Wat zoek je in de Digitale Collectie Zeeland?

RP P 1920 2671AZeeslag tijdens de Tweede Engelse Oorlog, prent Wenceslaus Hollar, 1666, Collectie Rijksmuseum Amsterdam, RP-P-1920-2671(A) Samenvatting inhoud brieven
Susanna Vaens, die weduwe is van Pieter Snijers schrijft op 4 april 1664 aan haar zwager Adolf Seijs die zich met ’s lands schip Walcheren voor de kust van Guinea bevindt. Ze meldt dat alle familieleden nog in goede gezondheid verkeren en hoopt dat hij tot God zal bidden. Daartoe haalt ze de bijbelboeken David, Daniël en Nehemia aan, waaruit enkele passages volgen. Het verblijf aan de Afrikaanse kust zou volgens Susanna juist goed zijn om God het meest te verheerlijken. Net als de apostel Paulus deed is het het beste om dagelijks tot God te bidden. Ze hoopt dat hij haar boodschap in liefde wil ontvangen, want ‘het is in liefde aen u l[ieve] geschreven’ Hoewel voor familie het begrip 'u lieve' niet ongewoon is, lijkt het haast of deze weduwe meer dan gewone genegenheid voelt voor haar zwager.

Uit de inhoud van beide brieven blijkt dat ze waarschijnlijk door een professioneel briefschrijver zijn opgesteld.
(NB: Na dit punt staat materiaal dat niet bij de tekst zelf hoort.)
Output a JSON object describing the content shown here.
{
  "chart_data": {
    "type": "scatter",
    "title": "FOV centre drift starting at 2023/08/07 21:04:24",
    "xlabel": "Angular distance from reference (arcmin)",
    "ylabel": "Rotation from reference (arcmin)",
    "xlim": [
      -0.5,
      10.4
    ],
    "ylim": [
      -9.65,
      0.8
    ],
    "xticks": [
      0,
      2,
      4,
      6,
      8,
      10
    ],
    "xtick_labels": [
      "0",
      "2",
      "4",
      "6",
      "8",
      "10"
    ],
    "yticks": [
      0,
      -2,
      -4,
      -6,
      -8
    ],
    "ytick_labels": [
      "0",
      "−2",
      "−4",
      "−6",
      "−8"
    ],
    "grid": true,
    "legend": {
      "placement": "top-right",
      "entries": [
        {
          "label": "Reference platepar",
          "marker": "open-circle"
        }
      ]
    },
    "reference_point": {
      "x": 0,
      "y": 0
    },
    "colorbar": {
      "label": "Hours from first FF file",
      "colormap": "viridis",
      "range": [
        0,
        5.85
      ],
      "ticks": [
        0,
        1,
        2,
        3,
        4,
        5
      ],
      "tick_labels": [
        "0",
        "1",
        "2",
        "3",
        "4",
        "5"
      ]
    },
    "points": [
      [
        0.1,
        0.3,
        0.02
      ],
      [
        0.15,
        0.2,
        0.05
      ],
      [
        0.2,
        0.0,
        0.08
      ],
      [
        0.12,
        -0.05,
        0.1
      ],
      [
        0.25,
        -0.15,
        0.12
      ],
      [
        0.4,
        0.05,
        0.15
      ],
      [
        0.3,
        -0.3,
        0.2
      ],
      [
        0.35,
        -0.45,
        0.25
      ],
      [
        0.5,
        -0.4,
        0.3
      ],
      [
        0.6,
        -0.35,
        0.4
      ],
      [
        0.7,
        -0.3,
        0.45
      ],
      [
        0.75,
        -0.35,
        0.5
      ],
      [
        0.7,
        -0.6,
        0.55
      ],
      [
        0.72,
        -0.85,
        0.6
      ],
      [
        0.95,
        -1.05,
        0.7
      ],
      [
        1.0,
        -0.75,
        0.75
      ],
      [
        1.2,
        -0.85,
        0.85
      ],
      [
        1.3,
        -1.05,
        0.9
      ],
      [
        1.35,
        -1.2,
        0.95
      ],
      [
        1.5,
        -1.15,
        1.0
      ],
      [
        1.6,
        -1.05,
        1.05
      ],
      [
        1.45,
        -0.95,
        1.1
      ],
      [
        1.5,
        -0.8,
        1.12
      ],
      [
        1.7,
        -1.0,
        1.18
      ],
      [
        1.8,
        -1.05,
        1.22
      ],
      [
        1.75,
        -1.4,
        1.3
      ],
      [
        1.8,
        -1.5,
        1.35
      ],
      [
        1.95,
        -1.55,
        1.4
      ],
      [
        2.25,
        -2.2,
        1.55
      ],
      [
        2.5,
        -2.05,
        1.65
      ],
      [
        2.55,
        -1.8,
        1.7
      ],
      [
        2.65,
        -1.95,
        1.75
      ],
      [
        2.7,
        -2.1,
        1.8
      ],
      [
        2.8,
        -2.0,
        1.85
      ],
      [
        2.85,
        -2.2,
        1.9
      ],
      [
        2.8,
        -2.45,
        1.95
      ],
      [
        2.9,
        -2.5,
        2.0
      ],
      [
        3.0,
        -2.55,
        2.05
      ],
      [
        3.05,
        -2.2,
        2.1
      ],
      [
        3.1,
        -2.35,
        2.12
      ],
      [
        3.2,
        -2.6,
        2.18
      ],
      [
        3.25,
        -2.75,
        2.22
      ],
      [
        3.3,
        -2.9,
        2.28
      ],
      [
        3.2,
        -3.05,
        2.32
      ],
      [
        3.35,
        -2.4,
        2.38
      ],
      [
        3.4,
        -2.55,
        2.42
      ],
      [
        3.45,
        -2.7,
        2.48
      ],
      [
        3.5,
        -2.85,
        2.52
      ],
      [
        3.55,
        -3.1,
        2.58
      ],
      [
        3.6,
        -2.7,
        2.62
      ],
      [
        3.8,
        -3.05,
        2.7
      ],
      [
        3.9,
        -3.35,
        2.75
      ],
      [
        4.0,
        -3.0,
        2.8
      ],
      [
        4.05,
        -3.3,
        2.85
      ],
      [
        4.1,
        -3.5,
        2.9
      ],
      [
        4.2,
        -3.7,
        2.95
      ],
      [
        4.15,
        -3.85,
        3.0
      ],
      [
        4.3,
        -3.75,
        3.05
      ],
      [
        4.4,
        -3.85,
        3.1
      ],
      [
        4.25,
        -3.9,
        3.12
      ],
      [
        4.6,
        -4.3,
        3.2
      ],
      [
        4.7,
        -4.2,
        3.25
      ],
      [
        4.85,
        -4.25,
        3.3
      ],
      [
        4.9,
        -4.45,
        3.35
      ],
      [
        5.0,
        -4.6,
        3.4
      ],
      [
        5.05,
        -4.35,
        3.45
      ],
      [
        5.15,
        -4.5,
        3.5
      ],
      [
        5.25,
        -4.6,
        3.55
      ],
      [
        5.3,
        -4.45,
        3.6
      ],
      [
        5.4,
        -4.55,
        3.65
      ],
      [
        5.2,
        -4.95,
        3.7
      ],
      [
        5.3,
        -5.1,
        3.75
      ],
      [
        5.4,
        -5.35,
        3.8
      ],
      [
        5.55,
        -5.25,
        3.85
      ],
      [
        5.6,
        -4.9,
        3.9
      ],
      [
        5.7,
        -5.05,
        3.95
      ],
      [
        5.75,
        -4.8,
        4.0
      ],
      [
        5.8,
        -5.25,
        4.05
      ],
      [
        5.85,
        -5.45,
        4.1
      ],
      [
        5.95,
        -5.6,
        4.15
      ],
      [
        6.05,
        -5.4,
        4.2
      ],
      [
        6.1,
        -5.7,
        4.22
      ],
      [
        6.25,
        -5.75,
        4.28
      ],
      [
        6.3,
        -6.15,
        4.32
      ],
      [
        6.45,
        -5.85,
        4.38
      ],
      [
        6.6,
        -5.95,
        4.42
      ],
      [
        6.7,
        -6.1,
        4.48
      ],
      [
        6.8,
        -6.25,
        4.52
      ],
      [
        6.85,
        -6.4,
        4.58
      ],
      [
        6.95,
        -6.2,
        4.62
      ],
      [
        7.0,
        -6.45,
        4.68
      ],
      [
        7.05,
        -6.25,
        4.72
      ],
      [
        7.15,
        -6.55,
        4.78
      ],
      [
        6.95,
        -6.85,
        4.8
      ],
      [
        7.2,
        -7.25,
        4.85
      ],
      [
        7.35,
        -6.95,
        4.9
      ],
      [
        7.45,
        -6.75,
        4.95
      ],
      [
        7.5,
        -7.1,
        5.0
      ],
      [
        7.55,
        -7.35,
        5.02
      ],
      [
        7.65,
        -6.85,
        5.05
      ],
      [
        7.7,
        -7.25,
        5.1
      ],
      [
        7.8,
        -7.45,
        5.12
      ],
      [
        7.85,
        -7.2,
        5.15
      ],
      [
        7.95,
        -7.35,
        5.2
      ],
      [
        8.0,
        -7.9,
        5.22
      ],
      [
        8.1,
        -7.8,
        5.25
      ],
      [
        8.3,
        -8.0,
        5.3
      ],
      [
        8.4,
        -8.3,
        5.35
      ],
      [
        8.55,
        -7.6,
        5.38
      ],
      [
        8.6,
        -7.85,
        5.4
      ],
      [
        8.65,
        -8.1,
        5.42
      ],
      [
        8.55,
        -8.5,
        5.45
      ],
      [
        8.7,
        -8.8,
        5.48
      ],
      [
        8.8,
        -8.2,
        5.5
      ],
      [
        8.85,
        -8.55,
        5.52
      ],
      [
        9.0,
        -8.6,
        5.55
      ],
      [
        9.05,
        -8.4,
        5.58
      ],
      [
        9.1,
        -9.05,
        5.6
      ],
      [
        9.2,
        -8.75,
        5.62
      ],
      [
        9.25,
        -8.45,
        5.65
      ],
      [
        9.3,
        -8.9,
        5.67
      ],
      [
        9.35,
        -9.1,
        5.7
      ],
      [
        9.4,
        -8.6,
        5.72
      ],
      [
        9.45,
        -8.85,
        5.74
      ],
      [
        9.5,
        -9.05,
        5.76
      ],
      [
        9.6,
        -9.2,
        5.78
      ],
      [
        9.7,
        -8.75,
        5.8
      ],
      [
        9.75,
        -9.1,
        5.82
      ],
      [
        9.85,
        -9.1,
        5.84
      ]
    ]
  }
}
Het handschrift van beide brieven is namelijk identiek, al worden in de brief van Maria meer dialectwoorden gehanteerd. Aangezien de brief van Susanna in veel beter Nederlands is geschreven lijkt het er op dat de briefschrijver het taalgebruik vrij conscientieus heeft aangepast aan zijn opdrachtgeefsters.

In de brief van Maria Vaens, de vrouw van Adolf Seijs zegt zij eveneens dat de familie nog in goede gezondheid verkeert, maar lijkt ze te refereren naar de pestepidemie die in 1663/64 in Amsterdam heerste. Ook Maria roept haar man op zo godvruchtig mogelijk te leven: 'Wandel gelick als Abram in een vremt lant gewandelt heeft.' De vrienden van zijn overleden broer Daniël verzoeken om een lastgeving voor het betalen van de rekening die Adolf Seijs bij zich heeft. Verder meldt Maria wat nieuws. Zo is de heer van Peere bewindhebber van de VOC geworden, en dreigt er weer oorlog met de Engelsen. Janneke Janis is gestorven op de dag dat Adolf uitvoer. Maria wenst Adolf en de officieren aan boord honderdduizend goede nachten en zegt hem heel erg te missen, maar te verwachten dat God hem zal bewaren.

Literatuur
*J.R. Bruijn, The Dutch Navy of the seventeenth- and eighteenth centuries (Columbia (South Carolina), 1993). 
*Gijs Rommelse, The Second Anglo-Dutch War (1665-1667). Raison d’état, mercantilism and maritime strife (Hilversum, 2006).
*A. Doedens, Liek Mulder, Nederlands-Engelse oorlogen. Door een zee van bloed in de Gouden Eeuw, 1652-1674 (Zutphen, 2016).